Nancy Brilli è una delle attrici più apprezzate nel Paese. La sua è una carriera costellata dai successi che, però, nasconde un’infanzia difficile.

Vincitrice del premio miglior attrice non professionista ai David di Donatello del 1990 e ai Nastri d’argento dello stesso anno per il film Piccoli equivoci, Nancy Brilli è una delle attrici più amate nel panorama italiano.

Nancy Brilli
Nancy Brilli (foto web)

La sua carriera nasconde un passato difficile: la sua infanzia è stata segnata da una tragica perdita che ha avuto una grande influenza sulla sua vita.

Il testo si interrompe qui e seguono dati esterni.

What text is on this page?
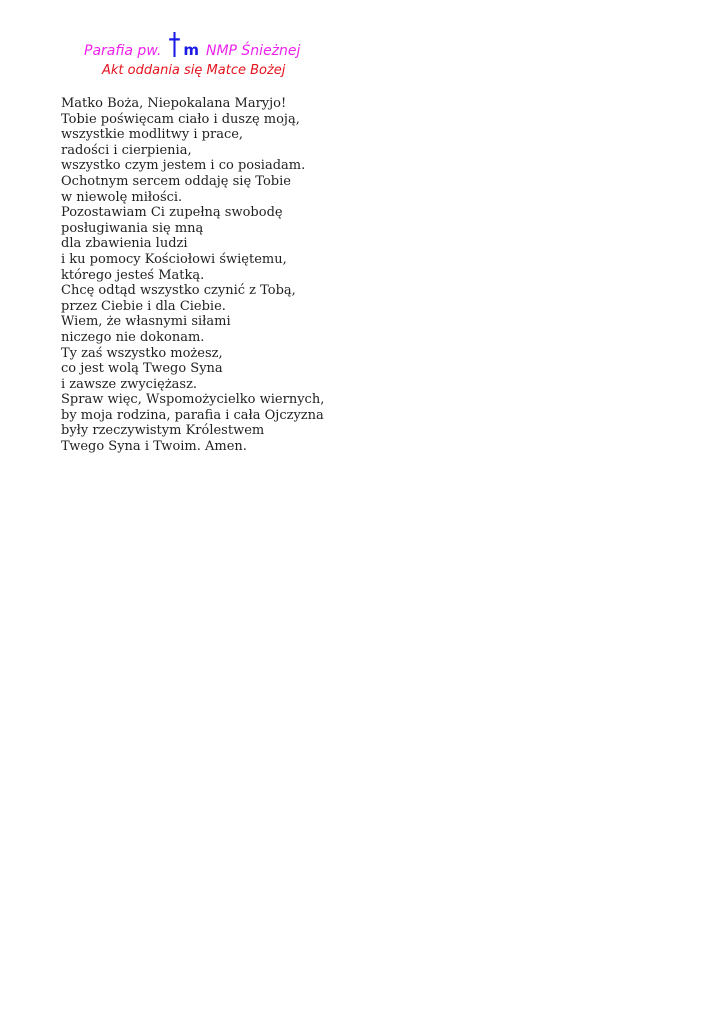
Parafia pw. † m NMP Śnieżnej
Akt oddania się Matce Bożej
Matko Boża, Niepokalana Maryjo!
Tobie poświęcam ciało i duszę moją,
wszystkie modlitwy i prace,
radości i cierpienia,
wszystko czym jestem i co posiadam.
Ochotnym sercem oddaję się Tobie
w niewolę miłości.
Pozostawiam Ci zupełną swobodę
posługiwania się mną
dla zbawienia ludzi
i ku pomocy Kościołowi świętemu,
którego jesteś Matką.
Chcę odtąd wszystko czynić z Tobą,
przez Ciebie i dla Ciebie.
Wiem, że własnymi siłami
niczego nie dokonam.
Ty zaś wszystko możesz,
co jest wolą Twego Syna
i zawsze zwyciężasz.
Spraw więc, Wspomożycielko wiernych,
by moja rodzina, parafia i cała Ojczyzna
były rzeczywistym Królestwem
Twego Syna i Twoim. Amen.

Il successo negli anni Novanta

Nancy Brilli, da adolescente, ha avuto la fortuna di ritrovarsi nella stessa classe di Vittoria Squitieri, figlia del regista Pasquale Squitieri, durante la scuola superiore. Vittoria ha presentato Nancy al padre, grazie al quale ha recitato per la prima volta debuttando nel 1984 nel film Claretta.

Nancy è riuscita a farsi strada con il suo talento, partecipando a svariati film subito dopo il suo esordio: da Demoni 2 – L’incubo ritorna di Dario Argento a Sotto il ristorante cinese di Bruno Bozzetto, da Compagni di scuola di Carlo Verdone a Piccoli equivoci di Ricky Tognazzi. Quest’ultimo film, l’ha portata ad ottenere un David di Donatello ed un Nastro D’argento nel 1990.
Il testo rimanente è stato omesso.